Di negeri negeri Bugis dizaman dahulu. Bila ada gagal panen, maka orang akan langsung mencari penyebabnya. Apakah ada yang malaweng (berzinah), orang sering bertengkar, atau pemimpin yang tidak adil. Jika ternyata ada orang yang berzinah, maka ia akan dihukum. Apakah hukumannya ri Ladung (ditenggelamkan dilaut dengan mengikat pada batu besar), Ri Paggareno Wennang Cella (dikalungkan benang merah dilehernya/disembelih) atau ri paoppangi tana (diasingkan keluar negeri). Hukuman yang boleh jadi orang dimasa kini melihat sangat bertentangan dengan HAM produksi barat. Akan tetapi di masa lalu, efektif untuk menstabilkan tatanan sosial dan menormalkan keseimbangan alam.

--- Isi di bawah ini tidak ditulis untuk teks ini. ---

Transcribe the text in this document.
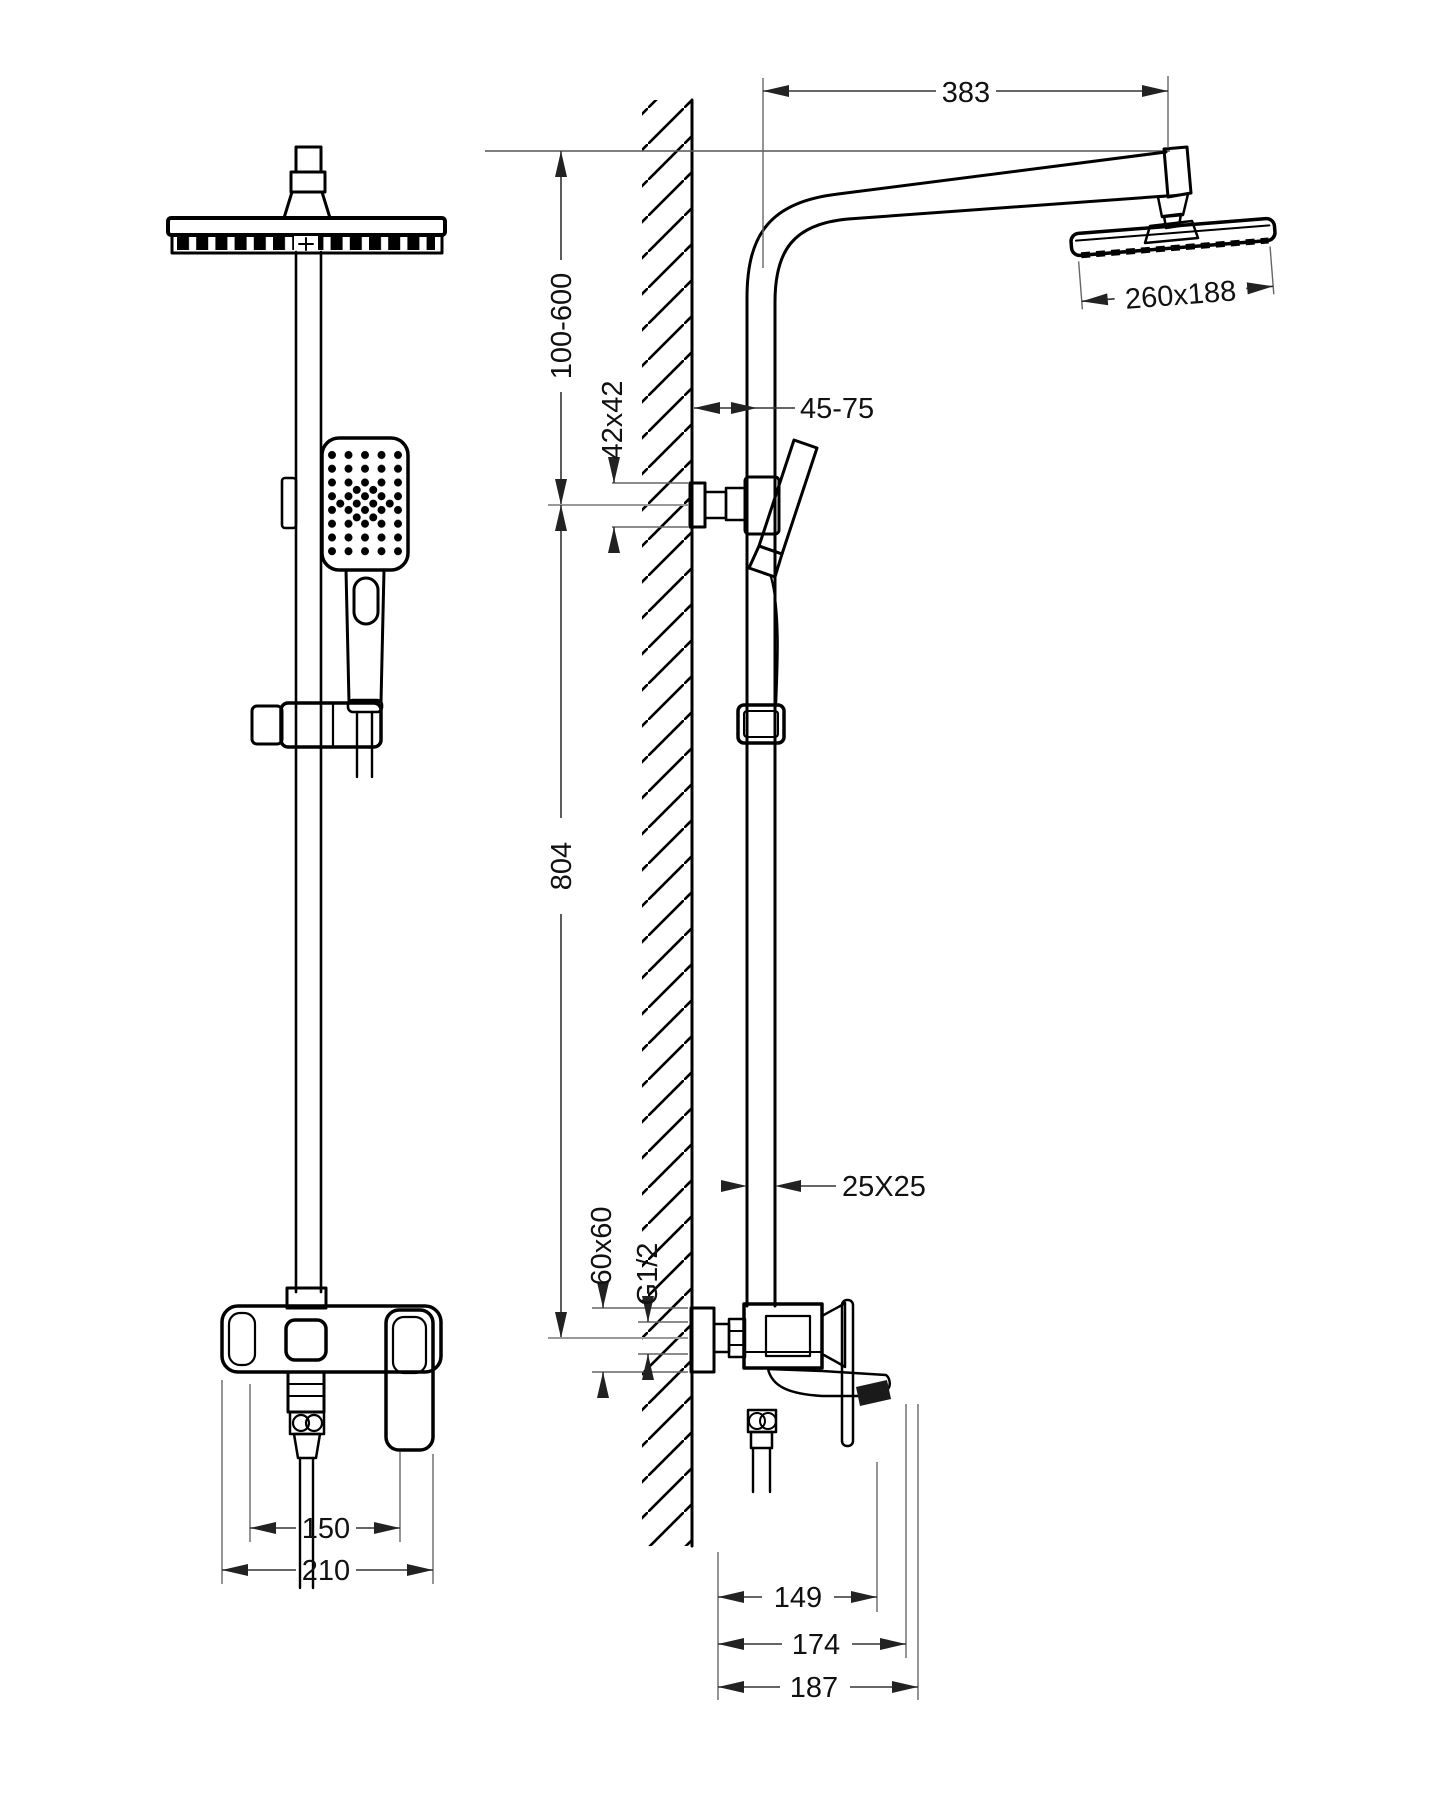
150
210
260x188
383
100-600
42x42	45-75
804
25X25
60x60 G1/2
149
174
187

Dalam pandangan orang Bugis dulu, pertengkaran dipercayai sebagai penyebab tidak datangnya Sang Hyang Seri atau dewi padi. Ini berarti, pertengkaran menyebabkan tidak jadinya padi dan tanaman yang lain. Seperti halnya mencuri pada kasus putra La Pagala diatas.

=================================
Secara hakiki, manusia adalah satu. Gagasan ini sangat egaliter. Memberi makna akan empati sebagai dasar hubungan sosial. Ragam manusia, tak lebih kekhasan individu. Yang pada dasarnya, kekhasan itu ada pada diri tiap individu lainnya namun tidak atau kurang diaktualkan. Semua manusia bisa marah, senang, suka duka dan sebagainya. Cuma ada yang lebih dominan marahnya, lebih dominan senangnya, dan sebagainya.

Dengan gagasan seperti tersebut, sebelum berbuat yang berhubungan dengan orang lain, individu akan mengembalikan pada dirinya. Apakah hal tersebut baik untuknya atau tidak. Sebagaimana yang dikatakan To Ciung Accae ri Luwu : "Olamu muakkolaki". Takaranmu yang kau gunakan menakar.